Dans une interview accordée au Journal du Dimanche (JDD), Amir Reza-Tofighi, président de la Confédération des petites et moyennes entreprises (CPME), a exprimé son souhait de voir la France adopter une approche radicale pour réduire ses dépenses publiques.
Amir Reza-Tofighi propose la création d’une commission composée exclusivement d’entrepreneurs, afin de gérer cette réduction sans sacrifier la qualité des services publics. Le patron de la CPME souhaite s’inspirer directement de l’exemple d’Elon Musk, le patron de Tesla et SpaceX, nommé par Donald Trump à la tête du Department of Government Efficiency (DOGE), une commission chargée de réduire les budgets fédéraux. Ce modèle, qui a suscité des critiques aux États-Unis, semble toutefois avoir séduit le dirigeant de la CPME.
« Je ne suis pas particulièrement fan des États-Unis mais ils ont compris une chose : mettre un entrepreneur à la tête d’un plan de réduction des dépenses n’est pas idiot », a déclaré Amir Reza-Tofighi, soulignant ainsi l’efficacité d’un tel dispositif. Selon lui, cette approche pourrait être bénéfique pour la France.
La « French solution » : un plan adapté aux spécificités françaises
Bien que l’expérience de Musk ait été controversée, notamment après le démantèlement de l’USAID et d’autres coupes budgétaires sévères, Amir Reza-Tofighi insiste sur le fait qu’il ne s’agit pas de transposer directement ce modèle. « Ce n’est pas la méthode Musk, plutôt la »French solution » », a-t-il précisé.
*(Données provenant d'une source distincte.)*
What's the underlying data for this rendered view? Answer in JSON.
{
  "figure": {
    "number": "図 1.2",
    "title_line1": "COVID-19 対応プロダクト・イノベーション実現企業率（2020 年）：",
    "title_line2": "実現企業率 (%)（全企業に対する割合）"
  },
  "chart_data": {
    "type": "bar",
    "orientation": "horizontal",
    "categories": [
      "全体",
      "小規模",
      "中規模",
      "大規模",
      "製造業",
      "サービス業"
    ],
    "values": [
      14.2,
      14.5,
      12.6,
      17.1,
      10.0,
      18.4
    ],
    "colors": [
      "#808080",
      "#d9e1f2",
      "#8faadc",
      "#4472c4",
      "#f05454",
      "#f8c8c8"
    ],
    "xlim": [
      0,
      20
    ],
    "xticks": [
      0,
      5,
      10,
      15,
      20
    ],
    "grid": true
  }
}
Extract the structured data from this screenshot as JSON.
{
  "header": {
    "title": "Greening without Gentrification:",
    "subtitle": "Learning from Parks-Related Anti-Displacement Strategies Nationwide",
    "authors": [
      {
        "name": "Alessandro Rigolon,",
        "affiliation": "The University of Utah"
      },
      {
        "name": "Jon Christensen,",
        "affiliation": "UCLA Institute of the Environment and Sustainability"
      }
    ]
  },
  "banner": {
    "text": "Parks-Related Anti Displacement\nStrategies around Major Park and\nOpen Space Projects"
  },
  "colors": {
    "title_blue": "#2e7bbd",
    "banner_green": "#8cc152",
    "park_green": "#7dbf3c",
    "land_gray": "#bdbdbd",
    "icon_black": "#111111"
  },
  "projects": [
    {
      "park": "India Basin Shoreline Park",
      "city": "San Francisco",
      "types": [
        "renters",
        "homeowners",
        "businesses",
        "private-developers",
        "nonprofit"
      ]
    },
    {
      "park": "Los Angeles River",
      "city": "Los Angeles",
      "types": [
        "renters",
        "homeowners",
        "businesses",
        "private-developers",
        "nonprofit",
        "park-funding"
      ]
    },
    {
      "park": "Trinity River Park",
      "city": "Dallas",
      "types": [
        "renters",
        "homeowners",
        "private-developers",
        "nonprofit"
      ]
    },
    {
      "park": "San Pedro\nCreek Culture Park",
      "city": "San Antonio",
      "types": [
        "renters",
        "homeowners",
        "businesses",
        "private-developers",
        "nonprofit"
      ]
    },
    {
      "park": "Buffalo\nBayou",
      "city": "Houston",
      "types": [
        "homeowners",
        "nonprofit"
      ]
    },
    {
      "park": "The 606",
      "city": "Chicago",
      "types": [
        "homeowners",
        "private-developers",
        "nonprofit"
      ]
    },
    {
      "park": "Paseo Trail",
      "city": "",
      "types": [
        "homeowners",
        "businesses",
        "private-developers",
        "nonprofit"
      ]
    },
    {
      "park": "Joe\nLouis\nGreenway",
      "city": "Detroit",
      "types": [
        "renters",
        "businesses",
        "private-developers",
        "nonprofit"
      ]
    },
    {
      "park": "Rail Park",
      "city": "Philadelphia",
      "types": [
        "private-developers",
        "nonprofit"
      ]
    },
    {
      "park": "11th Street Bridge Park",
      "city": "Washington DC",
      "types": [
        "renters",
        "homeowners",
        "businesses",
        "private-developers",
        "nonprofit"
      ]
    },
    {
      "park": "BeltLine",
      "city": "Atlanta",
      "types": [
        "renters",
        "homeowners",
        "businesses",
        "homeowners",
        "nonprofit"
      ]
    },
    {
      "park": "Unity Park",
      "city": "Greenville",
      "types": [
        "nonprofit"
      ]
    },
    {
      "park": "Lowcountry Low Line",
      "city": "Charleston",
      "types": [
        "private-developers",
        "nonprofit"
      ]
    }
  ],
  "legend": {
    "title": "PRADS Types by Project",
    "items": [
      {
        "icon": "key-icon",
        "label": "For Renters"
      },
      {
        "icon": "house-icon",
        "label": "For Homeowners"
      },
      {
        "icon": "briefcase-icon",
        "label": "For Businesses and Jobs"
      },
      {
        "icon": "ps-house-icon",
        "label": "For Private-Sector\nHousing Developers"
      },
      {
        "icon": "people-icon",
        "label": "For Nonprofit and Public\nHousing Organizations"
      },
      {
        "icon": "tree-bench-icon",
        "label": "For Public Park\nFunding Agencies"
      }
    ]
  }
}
Le président de la CPME plaide donc pour un plan sur mesure, conçu spécifiquement pour le contexte français et respectueux du cadre légal du pays.
Pour lui, la solution serait de confier à des entrepreneurs la direction d’une commission qui serait chargée de proposer un plan de réduction drastique des dépenses publiques. « Si l’on veut réduire drastiquement les dépenses publiques sans baisser la qualité du service, la seule solution serait de mettre des entrepreneurs à la tête d’une commission », a-t-il ajouté.
Un budget 2025 qui ne convainc pas les petites entreprises
Les propos d’Amir Reza-Tofighi interviennent alors que le gouvernement français cherche à réduire le déficit public, avec pour objectif de le ramener à 5,4 % du PIB en 2025, contre environ 6 % en 2024. Une ambition qui se traduit par de nouvelles coupes budgétaires dans plusieurs ministères, des mesures qui suscitent l’inquiétude des entrepreneurs.
Le président de la CPME a notamment exprimé son mécontentement vis-à-vis du projet de loi de finances 2025, qui inclut des hausses de charges pour les petites entreprises et une réduction du crédit d’impôt innovation. Il a fustigé un « projet de taxation des acteurs économiques » et souligné que de nombreuses PME pourraient en pâtir. « De nombreuses mesures vont toucher les petites entreprises, comme la hausse des charges, le versement mobilité ou la baisse du crédit d’impôt innovation », a-t-il précisé.
Des craintes pour l’avenir des PME en France
Pour Amir Reza-Tofighi, ces réformes risquent d’avoir des conséquences dramatiques pour le tissu économique français. « Ce n’est pas un bon budget », a-t-il déploré. « J’ai peur que de nombreuses entreprises, à terme, finissent par partir ou par fermer, à mesure que nous perdons des parts de marché », a-t-il ajouté, alertant ainsi sur le potentiel déclin des petites entreprises face à ces nouvelles contraintes fiscales.